STATE – A New Jersey company is being offered a tax credit worth more than $80 million for building a new 600,000 square foot headquarters and distribution center a half mile from the Jersey City PATH station. Goya Foods Inc. would add 175 “new” jobs using the tax subsidy from the Urban Transit Hub Tax Credit program, but according to New Jersey Policy Perspective, only nine jobs are truly being created.
The other 166 “new” workers include 66 that would be moved from a location in Bethpage, N.Y., and 100 contractors based in Secaucus that would be converted to direct payroll employees or become part of a professional employer organization. This is permissible under the rules of the tax credit program, which was intended to encourage businesses to make capital investments in urban areas near transit and create jobs.
Goya could gain still more tax benefits from Jersey City and the state’s Urban Enterprise Zone program, yet the company is also reportedly considering moving New Jersey workers to another site in New York state instead.
This is not the first time the program has offered tax credits that would yield limited benefit to New Jersey’s unemployed residents. Panasonic used the Urban Transit Hub Tax Credit program to obtain $102.4 million in tax credits to relocate a facility from Secaucus to Newark. That move was touted for keeping 800 jobs in the state and creating up to 200 new positions.

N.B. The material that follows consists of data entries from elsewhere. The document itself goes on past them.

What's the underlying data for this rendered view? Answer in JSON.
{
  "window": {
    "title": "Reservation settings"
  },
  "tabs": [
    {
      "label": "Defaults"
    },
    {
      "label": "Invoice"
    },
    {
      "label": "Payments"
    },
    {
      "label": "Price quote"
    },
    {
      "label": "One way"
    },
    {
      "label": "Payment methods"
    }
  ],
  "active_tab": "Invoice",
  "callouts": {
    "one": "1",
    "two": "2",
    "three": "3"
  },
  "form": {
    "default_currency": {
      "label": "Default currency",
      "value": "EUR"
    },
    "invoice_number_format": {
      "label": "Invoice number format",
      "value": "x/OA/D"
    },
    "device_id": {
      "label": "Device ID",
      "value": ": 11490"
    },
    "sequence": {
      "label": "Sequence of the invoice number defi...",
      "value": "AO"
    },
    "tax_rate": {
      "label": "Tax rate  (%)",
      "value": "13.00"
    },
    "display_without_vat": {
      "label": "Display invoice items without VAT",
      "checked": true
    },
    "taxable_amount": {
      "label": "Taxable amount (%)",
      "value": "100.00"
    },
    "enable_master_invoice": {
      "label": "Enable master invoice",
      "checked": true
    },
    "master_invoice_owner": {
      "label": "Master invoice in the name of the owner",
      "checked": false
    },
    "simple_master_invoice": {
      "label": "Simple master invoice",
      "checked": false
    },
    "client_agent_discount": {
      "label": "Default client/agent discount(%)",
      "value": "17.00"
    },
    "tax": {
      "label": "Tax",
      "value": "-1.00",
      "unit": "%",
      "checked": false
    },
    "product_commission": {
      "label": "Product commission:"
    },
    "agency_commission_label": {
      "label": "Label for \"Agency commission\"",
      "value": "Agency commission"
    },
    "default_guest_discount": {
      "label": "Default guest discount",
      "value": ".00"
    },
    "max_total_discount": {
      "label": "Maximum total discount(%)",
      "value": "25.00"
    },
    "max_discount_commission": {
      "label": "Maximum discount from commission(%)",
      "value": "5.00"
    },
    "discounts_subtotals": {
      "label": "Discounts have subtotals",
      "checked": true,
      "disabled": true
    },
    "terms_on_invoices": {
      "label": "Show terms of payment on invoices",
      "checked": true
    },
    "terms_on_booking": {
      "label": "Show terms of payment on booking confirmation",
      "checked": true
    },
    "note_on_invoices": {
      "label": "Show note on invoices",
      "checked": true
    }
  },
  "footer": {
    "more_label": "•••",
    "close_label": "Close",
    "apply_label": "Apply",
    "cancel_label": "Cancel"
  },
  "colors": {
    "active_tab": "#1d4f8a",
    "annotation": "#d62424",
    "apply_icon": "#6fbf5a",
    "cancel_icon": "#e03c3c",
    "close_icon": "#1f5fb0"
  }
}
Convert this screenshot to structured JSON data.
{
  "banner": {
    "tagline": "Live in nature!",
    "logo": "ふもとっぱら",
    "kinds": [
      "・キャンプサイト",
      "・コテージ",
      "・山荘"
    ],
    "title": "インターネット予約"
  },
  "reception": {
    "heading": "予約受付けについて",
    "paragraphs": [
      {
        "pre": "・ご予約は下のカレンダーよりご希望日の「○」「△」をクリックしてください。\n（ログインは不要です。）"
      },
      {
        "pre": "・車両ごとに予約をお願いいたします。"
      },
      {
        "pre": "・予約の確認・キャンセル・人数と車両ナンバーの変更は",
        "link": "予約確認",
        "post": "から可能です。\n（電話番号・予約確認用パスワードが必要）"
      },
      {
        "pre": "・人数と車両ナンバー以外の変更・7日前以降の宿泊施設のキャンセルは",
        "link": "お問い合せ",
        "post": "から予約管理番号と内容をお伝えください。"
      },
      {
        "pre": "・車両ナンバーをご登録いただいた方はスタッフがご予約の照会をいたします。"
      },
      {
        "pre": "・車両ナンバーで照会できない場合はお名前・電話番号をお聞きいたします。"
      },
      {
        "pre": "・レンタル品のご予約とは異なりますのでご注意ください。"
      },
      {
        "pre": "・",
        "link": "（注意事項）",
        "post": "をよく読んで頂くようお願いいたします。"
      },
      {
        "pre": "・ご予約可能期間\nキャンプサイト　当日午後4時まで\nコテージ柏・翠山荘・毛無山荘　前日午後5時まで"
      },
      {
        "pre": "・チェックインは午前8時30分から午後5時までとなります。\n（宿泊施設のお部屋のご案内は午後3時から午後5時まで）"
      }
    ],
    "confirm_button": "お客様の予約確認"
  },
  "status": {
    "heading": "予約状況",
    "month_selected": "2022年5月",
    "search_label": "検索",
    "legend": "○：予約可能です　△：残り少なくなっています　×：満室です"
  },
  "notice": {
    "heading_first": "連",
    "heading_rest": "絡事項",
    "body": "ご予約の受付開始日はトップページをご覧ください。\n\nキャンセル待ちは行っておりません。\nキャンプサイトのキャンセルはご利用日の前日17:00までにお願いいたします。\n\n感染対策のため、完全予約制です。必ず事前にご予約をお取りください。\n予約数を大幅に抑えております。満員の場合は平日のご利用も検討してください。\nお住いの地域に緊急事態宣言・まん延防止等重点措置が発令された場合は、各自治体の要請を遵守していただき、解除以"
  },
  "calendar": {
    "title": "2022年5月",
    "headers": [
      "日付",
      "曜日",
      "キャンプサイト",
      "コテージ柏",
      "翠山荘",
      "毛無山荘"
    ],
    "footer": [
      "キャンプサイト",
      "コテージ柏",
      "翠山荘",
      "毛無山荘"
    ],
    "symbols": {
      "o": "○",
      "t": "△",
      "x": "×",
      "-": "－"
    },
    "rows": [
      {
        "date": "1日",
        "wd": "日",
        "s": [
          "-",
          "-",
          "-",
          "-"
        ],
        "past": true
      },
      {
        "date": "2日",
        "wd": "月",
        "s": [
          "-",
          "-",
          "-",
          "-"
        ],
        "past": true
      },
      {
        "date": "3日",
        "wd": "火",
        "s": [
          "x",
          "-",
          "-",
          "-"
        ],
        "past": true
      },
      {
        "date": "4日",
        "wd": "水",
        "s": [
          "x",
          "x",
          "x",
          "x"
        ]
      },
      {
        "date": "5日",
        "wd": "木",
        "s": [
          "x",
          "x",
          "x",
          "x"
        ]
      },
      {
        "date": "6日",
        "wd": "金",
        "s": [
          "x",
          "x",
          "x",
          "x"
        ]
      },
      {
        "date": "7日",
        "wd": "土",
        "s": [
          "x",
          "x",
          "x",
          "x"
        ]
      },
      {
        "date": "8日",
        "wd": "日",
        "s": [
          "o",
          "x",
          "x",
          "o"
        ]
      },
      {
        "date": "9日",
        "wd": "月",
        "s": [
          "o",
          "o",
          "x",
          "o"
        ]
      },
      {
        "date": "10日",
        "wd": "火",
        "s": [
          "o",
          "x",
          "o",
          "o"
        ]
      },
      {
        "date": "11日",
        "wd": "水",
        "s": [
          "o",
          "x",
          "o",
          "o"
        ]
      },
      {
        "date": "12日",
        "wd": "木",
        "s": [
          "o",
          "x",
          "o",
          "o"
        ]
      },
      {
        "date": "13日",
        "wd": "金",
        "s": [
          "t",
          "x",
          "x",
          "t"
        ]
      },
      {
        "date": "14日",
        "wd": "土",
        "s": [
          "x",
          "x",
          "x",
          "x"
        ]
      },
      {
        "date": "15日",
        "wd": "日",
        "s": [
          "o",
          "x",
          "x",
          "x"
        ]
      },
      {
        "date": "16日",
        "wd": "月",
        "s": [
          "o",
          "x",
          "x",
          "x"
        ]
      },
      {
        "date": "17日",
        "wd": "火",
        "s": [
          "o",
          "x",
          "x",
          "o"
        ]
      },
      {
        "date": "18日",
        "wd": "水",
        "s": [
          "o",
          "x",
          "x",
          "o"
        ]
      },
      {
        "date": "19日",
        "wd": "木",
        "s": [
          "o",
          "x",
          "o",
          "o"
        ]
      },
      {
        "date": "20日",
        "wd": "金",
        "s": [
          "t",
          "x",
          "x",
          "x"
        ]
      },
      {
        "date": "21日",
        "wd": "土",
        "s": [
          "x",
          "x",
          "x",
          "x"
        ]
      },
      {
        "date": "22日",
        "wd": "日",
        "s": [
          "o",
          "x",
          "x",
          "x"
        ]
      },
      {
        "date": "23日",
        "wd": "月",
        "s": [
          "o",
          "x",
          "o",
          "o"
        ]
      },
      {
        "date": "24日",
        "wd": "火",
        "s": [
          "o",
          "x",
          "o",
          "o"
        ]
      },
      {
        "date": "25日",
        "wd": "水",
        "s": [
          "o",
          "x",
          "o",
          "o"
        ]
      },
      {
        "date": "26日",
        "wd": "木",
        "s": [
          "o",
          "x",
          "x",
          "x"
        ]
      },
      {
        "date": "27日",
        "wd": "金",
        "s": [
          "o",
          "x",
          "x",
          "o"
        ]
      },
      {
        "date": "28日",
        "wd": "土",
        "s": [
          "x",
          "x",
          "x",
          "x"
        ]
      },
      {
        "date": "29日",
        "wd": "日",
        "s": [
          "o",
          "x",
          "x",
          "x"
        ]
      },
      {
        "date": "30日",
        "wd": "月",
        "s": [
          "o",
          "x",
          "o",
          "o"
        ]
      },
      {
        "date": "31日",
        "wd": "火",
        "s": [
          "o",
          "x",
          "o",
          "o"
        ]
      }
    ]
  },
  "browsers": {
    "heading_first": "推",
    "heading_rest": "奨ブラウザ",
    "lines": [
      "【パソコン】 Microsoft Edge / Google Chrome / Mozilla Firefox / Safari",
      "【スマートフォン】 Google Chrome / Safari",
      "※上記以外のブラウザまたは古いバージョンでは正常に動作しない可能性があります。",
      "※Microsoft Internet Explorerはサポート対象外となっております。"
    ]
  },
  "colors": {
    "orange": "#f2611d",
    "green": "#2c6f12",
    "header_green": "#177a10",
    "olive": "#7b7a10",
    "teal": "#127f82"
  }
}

Campbell Soup was originally awarded $41 million in tax credits for shifting 49 employees from Cherry Hill to Camden and adding 50 new jobs over 20 years. However, after the company announced plans to cut 130 South Jersey jobs, state officials reduced the award to $34.2 million and required Campbell Soup to return its Camden workforce to pre-restructuring levels before taking advantage of the tax credits. Company officials said that the reduction corrects an error and requested that the employees moving from Cherry Hill to Camden be removed from the tax credit calculation.
“Somebody has got to explain to me why the Christie administration has no money for cops, firefighters, teachers or jobs but plenty to throw at the first hint of corporate extortion,” said Democratic strategist James J. Devine. “Working homeowners are being told to shoulder more and more of the tax burden but Republicans refuse to raise taxes on millionaires who can afford to pay a little more.”
During the Great Depression, millionaires had a top marginal tax rate of 68 percent, Devine said. In 1963, millionaires had a top marginal tax rate of 91 percent. In 1976, millionaires had a top marginal tax rate of 70 percent. Today, the 375,000 Americans with incomes of over $1 million have a top marginal tax rate of 35 percent.
According to Devine, between 1979 and 2007, the average after-tax income of the top one percent of the population nearly quadrupled, from $347,000 to over $1.3 million. The percentage of the nation’s total after-tax household income going to the bottom four-fifths (80 percent) of the population declined from 58 percent to 48 percent during that time period.
Reducing the income tax on top earners is one of the most inefficient ways to grow the economy according to the non-partisan Congressional Budget Office, but 44 percent of Congress people are millionaires, Devine said.